何樂知相當難追,當初周沐堯從大一開始追求他,表達自己想和他談戀愛的意願,何樂知從剛開始的拒絕,到後來的默許,周沐堯花了兩年時間。

這兩年裏周沐堯半點沒動搖過,能想的招兒都使上了。何樂知答應和他在一起的那天沒有任何特別,不是誰的生日,不是情人節,也不是任何有特點的日子,甚至不是周末。

一個平凡的晚上,何樂知在操場跑步,周沐堯過去找他的時候他已經跑了十五圈。對一個長跑健将來說,六公裏甚至氣都不多喘的。

周沐堯在他旁邊跟着跑,不停地“樂知”“樂知”。

常規一念:“在一起吧,跟我談戀愛吧,樂知。”

何樂知跑了二十幾圈,心率尚穩,緩步慢了下來。周沐堯不知道他減速,跑在了前面。

“好的。”

周沐堯猛一側頭,發現何樂知不在,又圓圓地瞪着眼睛張着嘴轉過頭來。

何樂知停了下來,那天他沒戴眼鏡,眼睛彎彎地笑起來:“談呗。”

周沐堯腳下一絆,差點一個趔趄栽下去。等到慌亂地站直以後,小心翼翼地确定道:“不是在開玩笑吧?你是認真的嗎,樂知?”

何樂知笑着說:“啊。”

“……我靠。”周沐堯整個人猛地往地上一躺,四肢攤開着看夜空,“我做夢呢吧。”

何樂知走過去,在他旁邊蹲下,對他說:“本意不想讓你走這條路,所以允許你随時退出。”

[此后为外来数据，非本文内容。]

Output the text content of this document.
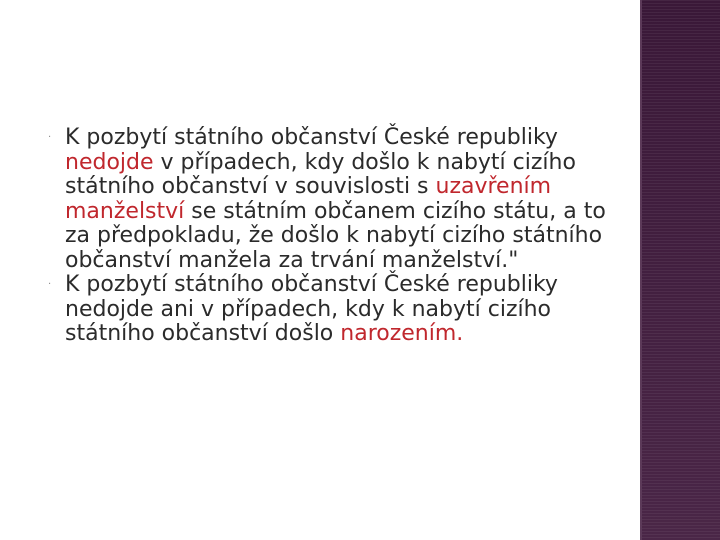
· K pozbytí státního občanství České republiky nedojde v případech, kdy došlo k nabytí cizího státního občanství v souvislosti s uzavřením manželství se státním občanem cizího státu, a to za předpokladu, že došlo k nabytí cizího státního občanství manžela za trvání manželství."
· K pozbytí státního občanství České republiky nedojde ani v případech, kdy k nabytí cizího státního občanství došlo narozením.
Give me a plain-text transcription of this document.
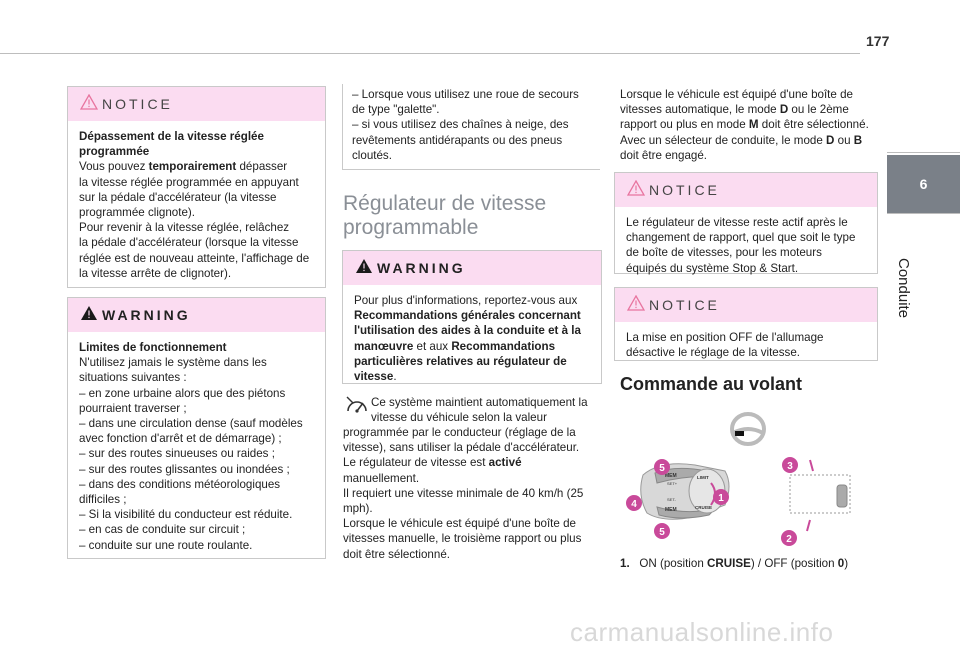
177
6
Conduite
NOTICE

Dépassement de la vitesse réglée programmée

Vous pouvez temporairement dépasser

la vitesse réglée programmée en appuyant

sur la pédale d'accélérateur (la vitesse

programmée clignote).

Pour revenir à la vitesse réglée, relâchez

la pédale d'accélérateur (lorsque la vitesse

réglée est de nouveau atteinte, l'affichage de

la vitesse arrête de clignoter).

WARNING

Limites de fonctionnement

N'utilisez jamais le système dans les

situations suivantes :

– en zone urbaine alors que des piétons

pourraient traverser ;

– dans une circulation dense (sauf modèles

avec fonction d'arrêt et de démarrage) ;

– sur des routes sinueuses ou raides ;

– sur des routes glissantes ou inondées ;

– dans des conditions météorologiques

difficiles ;

– Si la visibilité du conducteur est réduite.

– en cas de conduite sur circuit ;

– conduite sur une route roulante.

– Lorsque vous utilisez une roue de secours

de type "galette".

– si vous utilisez des chaînes à neige, des

revêtements antidérapants ou des pneus

cloutés.

Régulateur de vitesse
programmable
WARNING

Pour plus d'informations, reportez-vous aux

Recommandations générales concernant

l'utilisation des aides à la conduite et à la

manœuvre et aux Recommandations

particulières relatives au régulateur de

vitesse.

Ce système maintient automatiquement la

vitesse du véhicule selon la valeur

programmée par le conducteur (réglage de la

vitesse), sans utiliser la pédale d'accélérateur.

Le régulateur de vitesse est activé

manuellement.

Il requiert une vitesse minimale de 40 km/h (25

mph).

Lorsque le véhicule est équipé d'une boîte de

vitesses manuelle, le troisième rapport ou plus

doit être sélectionné.

Lorsque le véhicule est équipé d'une boîte de

vitesses automatique, le mode D ou le 2ème

rapport ou plus en mode M doit être sélectionné.

Avec un sélecteur de conduite, le mode D ou B

doit être engagé.

NOTICE

Le régulateur de vitesse reste actif après le

changement de rapport, quel que soit le type

de boîte de vitesses, pour les moteurs

équipés du système Stop & Start.

NOTICE

La mise en position OFF de l'allumage

désactive le réglage de la vitesse.

Commande au volant
MEM
MEM
LIMIT
CRUISE
SET+
SET-
5
4
5
1
3
2

1. ON (position CRUISE) / OFF (position 0)

carmanualsonline.info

他低頭看着周沐堯,眼神堅定而溫柔,又說:“如果新鮮感沒了,我也接受任何理由的分開,話說清楚,好聚好散,不要鬧得太難看。我讨厭撕破臉,不要那樣。”

“誰要跟你分開!”周沐堯騰地一下從地上彈坐起來,用力抱住何樂知,把何樂知撞得坐在地上,“我瘋了才跟你分!你少說這種話!”

何樂知脾氣穩定,周沐堯偶爾有點情緒何樂知又願意哄他,因此這些年沒吵過什麽大架。漫長的近八年裏,他們沒有一次提過分手。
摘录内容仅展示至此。